Born in the town of Cruces, in the former central province of Las Villas, on July 28, 1921, the prominent revolutionary graduated with a degree in law from the University of Havana in 1943.
She participated in the struggle to topple dictator Fulgencio Batista (1952-1958) and was put into prison for her role in the historic, but unsuccessful assault on the Moncada Barracks on July 26, 1953.
After leaving prison, she helped to smuggle out of jail Fidel Castro's writings justifying his revolutionary movement, which were later published under the title "History will absolve me."
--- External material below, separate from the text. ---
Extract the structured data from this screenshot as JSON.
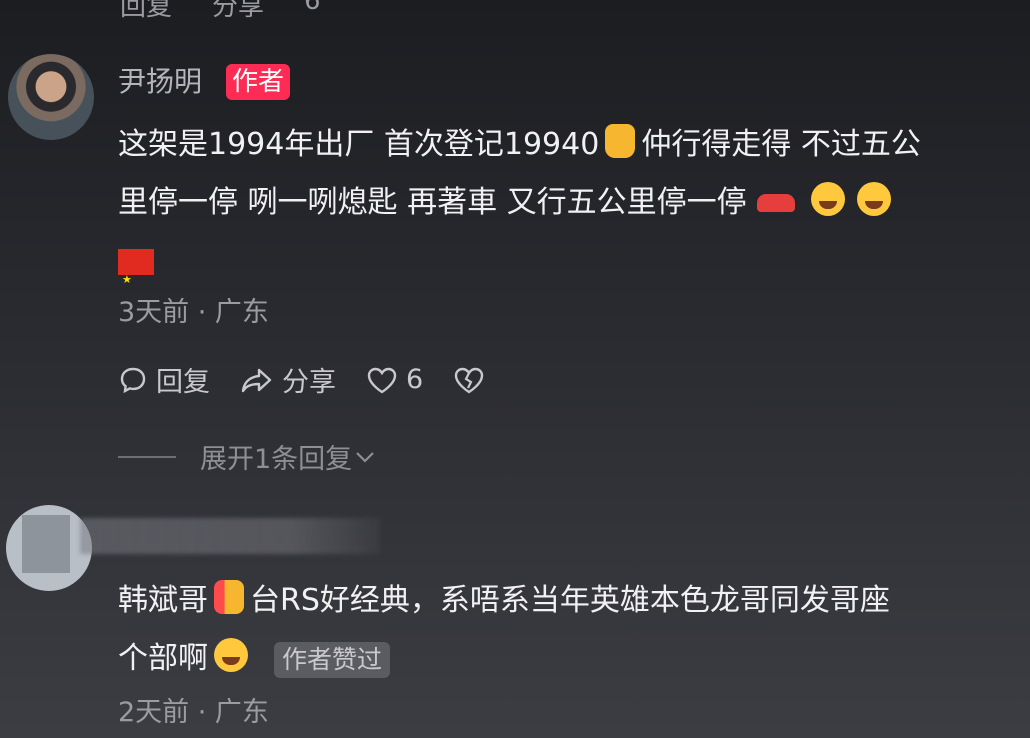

Hernandez joined the first National Direction of the Revolutionary Movement on July 26 and left for Mexico, from where she later returned to Cuba to join the Mario Munoz Monroy Third Front of the Rebel Army during its two-year guerrilla war waged in the Sierra Maestra Mountains.
In 1975, she helped found the PCC and went on to sit on its Central Committee and to serve as a deputy in the National Assembly of People's Power (parliament) from 1976 to 1986, and again from 1993.
Hernandez received the honorary titles "Heroine of Labor" and " Heroine of the Republic of Cuba."
In keeping with her wishes, her body will be cremated and her ashes buried at the cemetery of Saint Iphigenia in the eastern province of Santiago de Cuba, alongside the remains of other rebel heroes.